= Sasiga =

District in Oromia Region, Ethiopia

Sasiga is one of the woredas in the Oromia Region of Ethiopia and a part of the Misraq (East) Welega Zone. Sasiga is bordered on the south by Diga Leka, on the west by the Benishangul-Gumuz Region, on the northwest by Limmu, on the north by an exclave of the Benishangul-Gumuz Region and on the east by Guto Wayu. The administrative center of this woreda is Galo. Other towns in Sasiga include Handhura Balo, Bareda, Angar, Arb Gebeya, Ehud Gebeya, Gute and Tsige .

== Overview ==
Part of this woreda is characterized by its undulating hills.
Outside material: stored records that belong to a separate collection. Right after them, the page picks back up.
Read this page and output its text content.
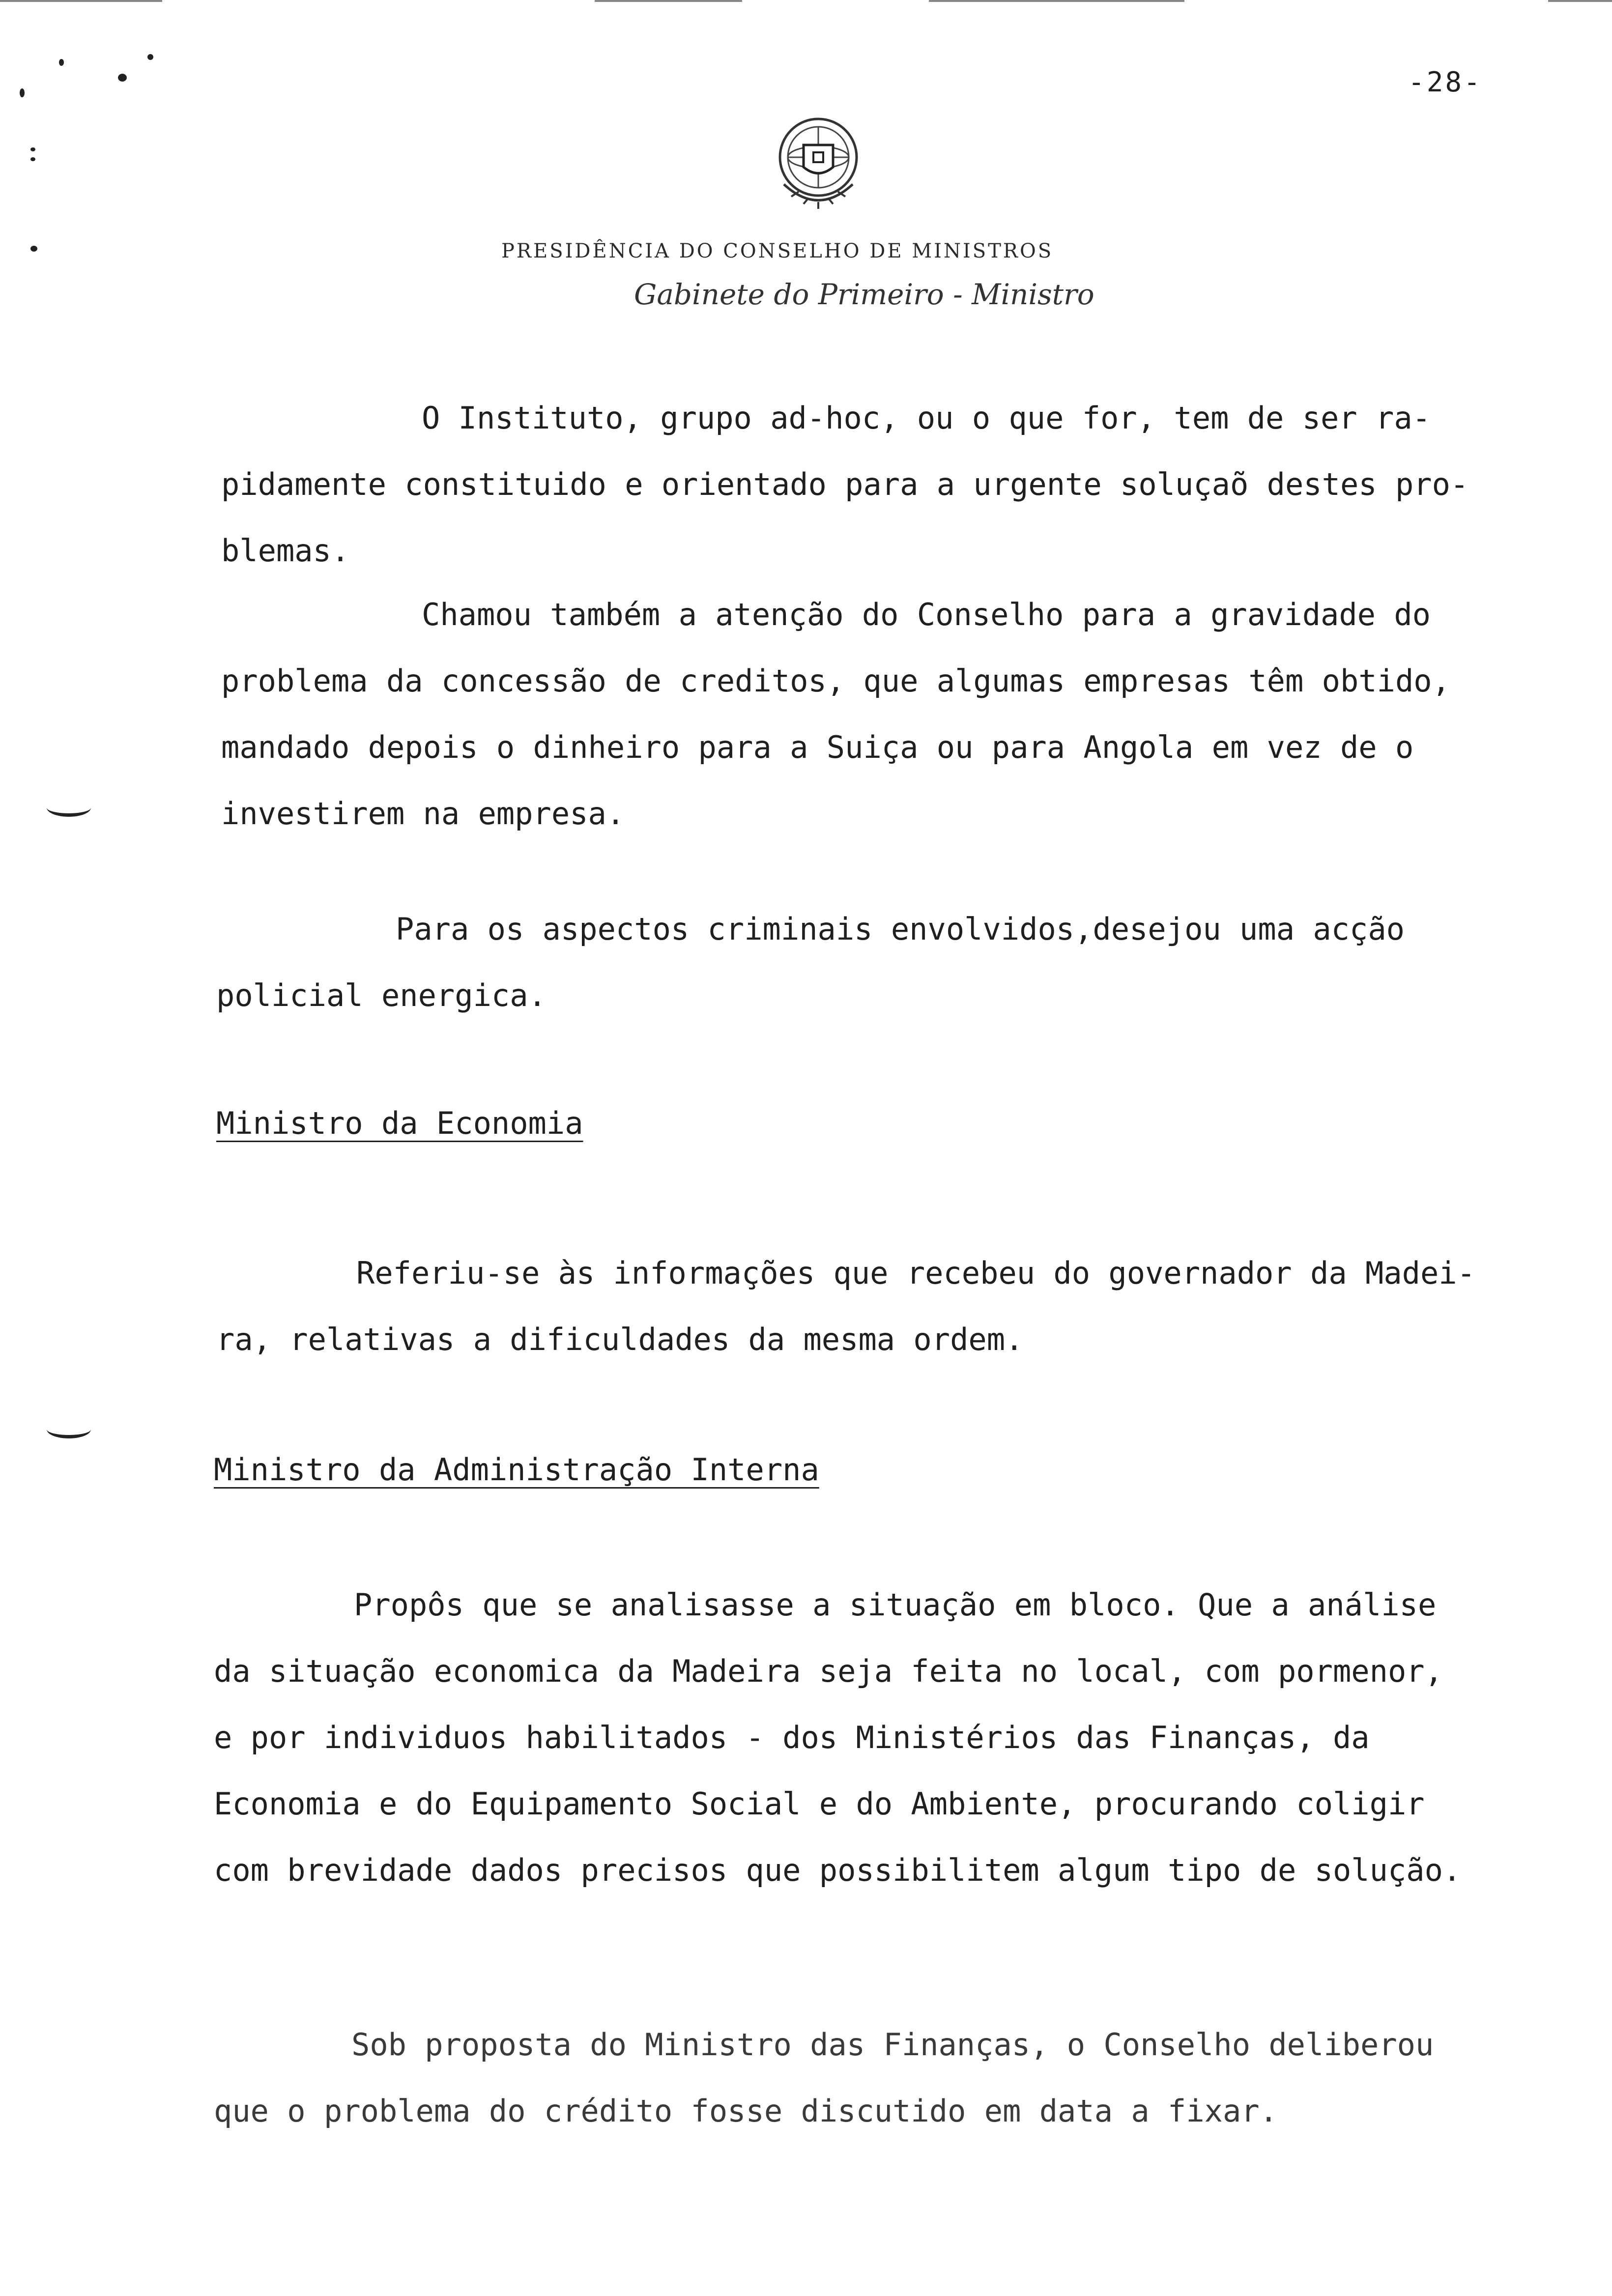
-28-
PRESIDÊNCIA DO CONSELHO DE MINISTROS
Gabinete do Primeiro - Ministro
O Instituto, grupo ad-hoc, ou o que for, tem de ser ra-
pidamente constituido e orientado para a urgente soluçaõ destes pro-
blemas.
Chamou também a atenção do Conselho para a gravidade do
problema da concessão de creditos, que algumas empresas têm obtido,
mandado depois o dinheiro para a Suiça ou para Angola em vez de o
investirem na empresa.
Para os aspectos criminais envolvidos,desejou uma acção
policial energica.
Ministro da Economia
Referiu-se às informações que recebeu do governador da Madei-
ra, relativas a dificuldades da mesma ordem.
Ministro da Administração Interna
Propôs que se analisasse a situação em bloco. Que a análise
da situação economica da Madeira seja feita no local, com pormenor,
e por individuos habilitados - dos Ministérios das Finanças, da
Economia e do Equipamento Social e do Ambiente, procurando coligir
com brevidade dados precisos que possibilitem algum tipo de solução.
Sob proposta do Ministro das Finanças, o Conselho deliberou
que o problema do crédito fosse discutido em data a fixar.
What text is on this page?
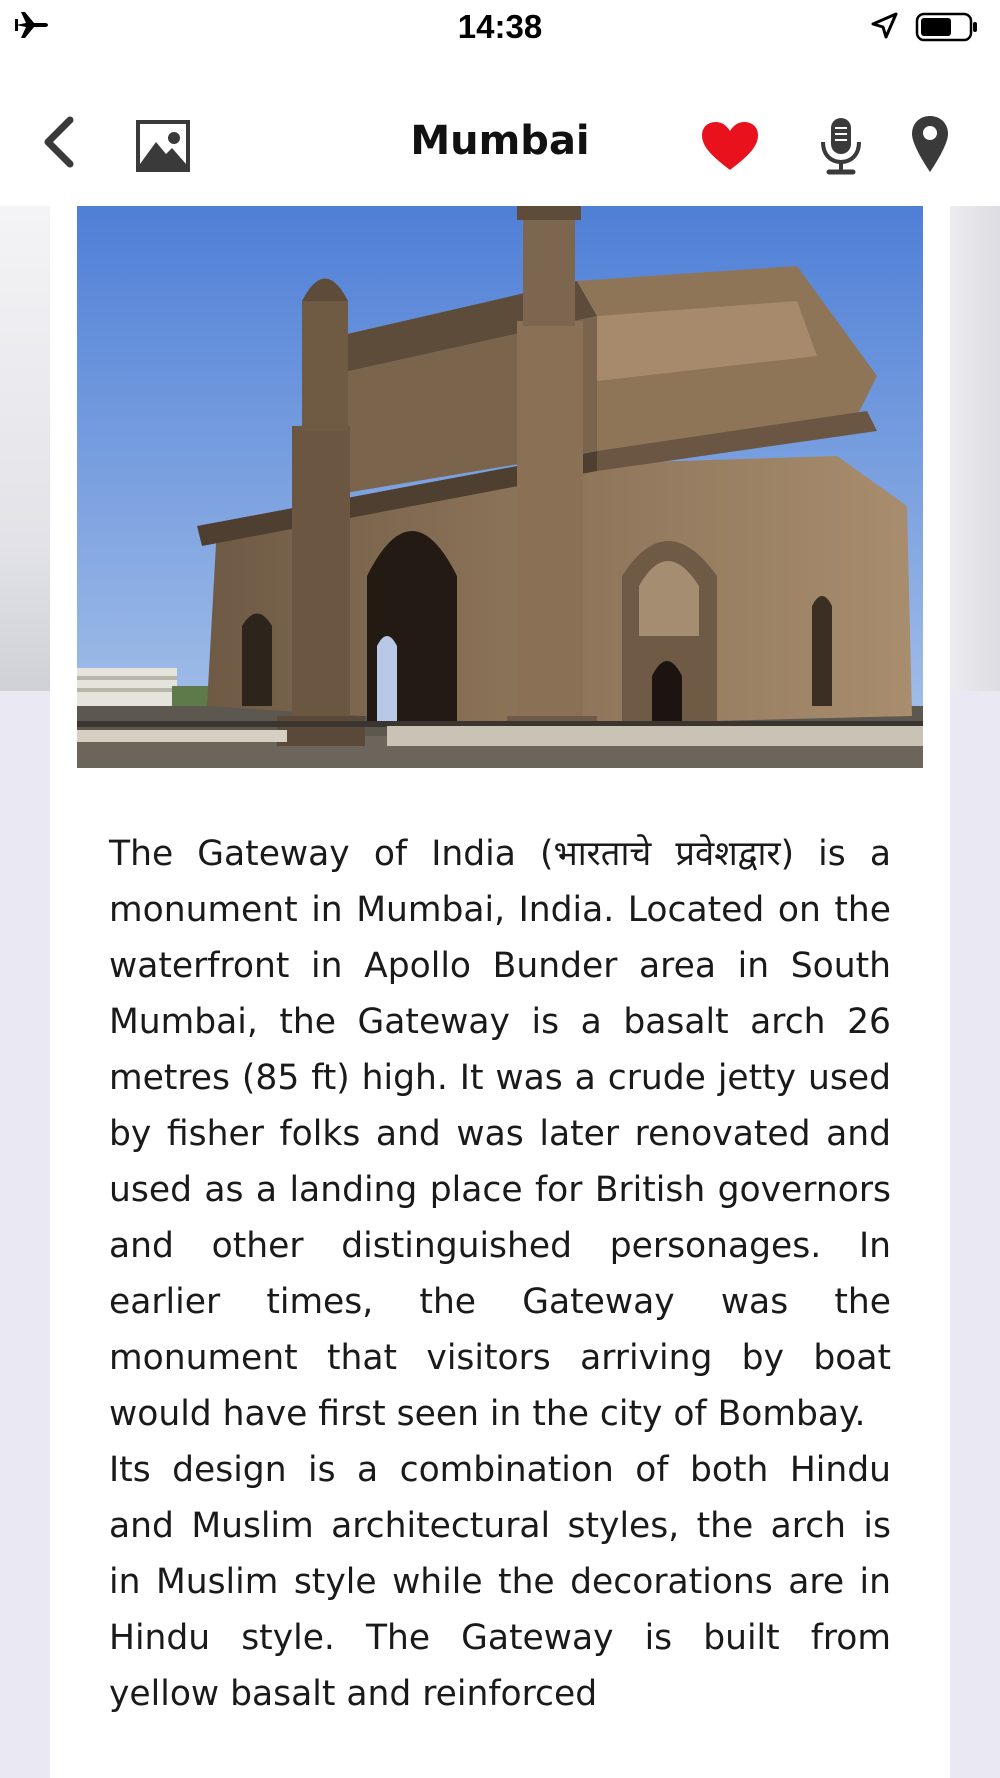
14:38
Mumbai

The Gateway of India (भारताचे प्रवेशद्वार) is a monument in Mumbai, India. Located on the waterfront in Apollo Bunder area in South Mumbai, the Gateway is a basalt arch 26 metres (85 ft) high. It was a crude jetty used by fisher folks and was later renovated and used as a landing place for British governors and other distinguished personages. In earlier times, the Gateway was the monument that visitors arriving by boat would have first seen in the city of Bombay.

Its design is a combination of both Hindu and Muslim architectural styles, the arch is in Muslim style while the decorations are in Hindu style. The Gateway is built from yellow basalt and reinforced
Rivers include the Karsa, Gumbi, Hare, Didiga, Kobo and the Bege Rivers. A survey of the land in this woreda shows that 11.9% is arable or cultivable, 2.8% is pasture, 1.6% is forest and the remainder (83.7)% is swampy, marshy or otherwise unusable. Forested land is organized into the Danbi, Laga Ayya, Baloo, Bareda and Gumbi natural forests and the Tsige State Forest. Local landmarks include the Kolobo Cave and the Bereda and Cumbi Falls. Coffee is an important crop in this woreda with over 5,000 hectares of plantation.

Industry in the woreda includes 3 grain mills. There are 7 Farmers Associations with 5,272 members and 5 Farmers Service Cooperatives with 4,727 members. Sasiga has 54 kilometers of dry weather roads and no all-weather road for an average road density of 57.6 kilometers per 1,000 square kilometers. About 11% of the total population has access to drinking water.

== History ==
Sasiga was one of six woredas in Misraq Welega selected for resettlement in 2003; the others being Guto Wayu, Diga Leka, Jimma Arjo, Sibu Sire and Gida Kiremu. Initially, 40,641 people were resettled in these districts from the Hararghe and Semien Shewa Zones, but due to crop failures, the number had fallen to 37,879 people.

Between 16 and 31 May 16, 2008, 400 Oromo men, women and children were reportedly slaughtered by Gumuz people from the Benishangul-Gumuz Region in the hills of the Angar and Didessa Rivers. Attempts by the Oromo Federalist Democratic Movement (OFDM) party to confirm these reports were frustrated by local officials, which led the OFDM to allege that there had been a government cover-up.

== Demographics ==
The 2007 national census published by the Central Statistical Agency reported the total population for this woreda to be 80,814, of whom 41,326 were men and 39,488 were women. 2,573 or 3.18% of its population are urban dwellers. The majority of the people (62.7%) were Protestants, while 21.55% are Muslim and 14.21% are Ethiopian Orthodox Christians.

The 1994 national census reported the total population for this woreda to be 44,892, of whom 22,246 were men and 22,646 women; 2,423 or 5.4% of its population were urban dwellers at the time. The two largest ethnic groups reported in Sasiga were the Oromo (96.15%), and the Amhara (3.34%) and all other ethnic groups made up 0.51% of the population. Oromiffa was spoken as a first language by 96.78% of the population and 2.94% spoke Amharic while the remaining 0.28% spoke all other primary languages reported. The majority of the inhabitants are Protestants, with 60.14% of the population reporting they observed this belief, while 36.15% of the population said they were Ethiopian Orthodox Christians, and 2.56% were Muslims.